Now, although I have never made a souffle before, I do know the key is to gently, every so gently, fold in the whipped whites. The goal is to maintain as much of the trapped air as possible which makes the souffle light and fluffy. Since I will be intentionally letting this one fall, I don't worry about it too much, but try and practice for future souffles (of which there are more to come).


folding in the egg whites

Finally into the oven for 30 minutes and it's done. I'm a little disappointed it's not towering over the sides of the springform pan, puffed up to extreme heights. But, it does look nice and settles into a rich, dense cake.

Served with a prune & crème fraîche sauce, this is just about the most intense dessert I have ever eaten. So sticky and dense. one bite is plenty. And, at the end of the day, I conveniently abandon the remaining squares at the party to be enjoyed by someone else. Yessss!

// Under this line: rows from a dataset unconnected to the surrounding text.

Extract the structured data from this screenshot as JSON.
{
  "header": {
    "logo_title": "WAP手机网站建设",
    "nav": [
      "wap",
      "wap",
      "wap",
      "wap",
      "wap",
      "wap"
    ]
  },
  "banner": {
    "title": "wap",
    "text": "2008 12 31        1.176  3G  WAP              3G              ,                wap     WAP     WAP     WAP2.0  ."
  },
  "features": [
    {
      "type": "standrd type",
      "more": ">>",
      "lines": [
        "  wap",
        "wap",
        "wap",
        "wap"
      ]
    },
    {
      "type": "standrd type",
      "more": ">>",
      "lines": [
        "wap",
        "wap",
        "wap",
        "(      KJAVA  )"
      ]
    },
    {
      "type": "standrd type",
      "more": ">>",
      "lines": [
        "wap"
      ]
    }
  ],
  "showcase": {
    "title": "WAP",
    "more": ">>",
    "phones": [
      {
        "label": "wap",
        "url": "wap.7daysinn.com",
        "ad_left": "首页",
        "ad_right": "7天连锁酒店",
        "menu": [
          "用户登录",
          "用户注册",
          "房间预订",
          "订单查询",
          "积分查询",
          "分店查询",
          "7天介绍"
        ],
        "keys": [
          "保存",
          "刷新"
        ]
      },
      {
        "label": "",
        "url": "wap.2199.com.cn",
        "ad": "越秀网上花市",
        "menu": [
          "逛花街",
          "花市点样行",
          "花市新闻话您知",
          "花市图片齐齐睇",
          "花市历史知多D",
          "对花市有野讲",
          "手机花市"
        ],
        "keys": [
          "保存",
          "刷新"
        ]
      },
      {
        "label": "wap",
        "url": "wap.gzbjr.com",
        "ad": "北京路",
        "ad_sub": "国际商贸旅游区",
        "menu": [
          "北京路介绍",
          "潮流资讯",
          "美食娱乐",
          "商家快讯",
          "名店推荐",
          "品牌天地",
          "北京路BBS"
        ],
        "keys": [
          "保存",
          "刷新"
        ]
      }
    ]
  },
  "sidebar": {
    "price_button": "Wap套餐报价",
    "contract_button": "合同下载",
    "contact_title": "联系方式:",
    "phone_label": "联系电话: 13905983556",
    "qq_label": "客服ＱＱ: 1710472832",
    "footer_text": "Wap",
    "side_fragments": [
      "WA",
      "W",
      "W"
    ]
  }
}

So now, I have dutifully worked my way through three of the five or so chocolate-heavy desserts. I feel that I have learned what I wanted to learn and lack the desire to make the oh-so-outdated Return to Black Forest (chocolate cake rolled around a whipped cream and cherry filling, topped with chocolate curls) or the too-intense-to-even-imagine Chocolate Mascarpone Cheesecake with Fruit and Nuts (and more chocolate curls). Therefore, unless the mood strikes me sometime in the next six months, I am not going to make these recipes. It is a waste of my time, and even more importantly, many bars of chocolate that could find a much more loving home with someone else. And I don't even feel bad about it.

Yes, it's really true – this soufflé is supposed to puff like a normal one, but then it is removed from the oven and allowed slowly to subside into a lovely, dark, squidgy chocolate dessert. It is served slightly chilled with a prune and crème fraîche sauce. The only problem I can foresee with this recipe is that someone will write and tell me that their soufflé wouldn't sink!

Let me pre-empt that by saying, don't worry I'm sure it will taste just as good. This also works superbly with prunes in amaretto or port, so use whichever flavour you like best. The prunes soaked in Armagnac and served with crème fraîche make an extremely good dessert in their own right.

Also, the soufflé and sauce freeze very well for up to a month.

8 oz dark chocolate (75% cocoa solids)
4 oz unsalted butter
1 tablespoon Armagnac
4 large eggs, separated
4 oz caster sugar
A little sifted icing sugar for dusting

For the Armagnac prunes:
12 oz Californian pitted ready-to-eat prunes
5 fl oz Armagnac

For the prune and crème fraîche sauce:
5 fl oz crème fraîche

The prunes need to be soaked overnight, so simply place them in a saucepan with ½ pint of water, bring them up to simmering point and let them simmer very gently for 30 minutes.

After that pour the prunes and their cooking liquid into a bowl and stir in the Armagnac while they're still warm. Leave to cool, then cover the bowl with clingfilm and chill in the refrigerator overnight.

To make the soufflé, preheat the oven to 325°F. Meanwhile, break the chocolate into squares and place them, together with the butter, in a bowl fitted over a saucepan containing some barely simmering water (the bowl must not touch the water). Leave it for a few moments to melt, then stir until you have a smooth, glossy mixture. Now remove the bowl from the heat, add the Armagnac and leave to cool.

Next take a large roomy bowl and combine the egg yolks and caster sugar in it. Then whisk them together for about 5 or 6 minutes, using an electric hand whisk – when you lift up the whisk and the mixture drops off making ribbon-like trails, it's ready.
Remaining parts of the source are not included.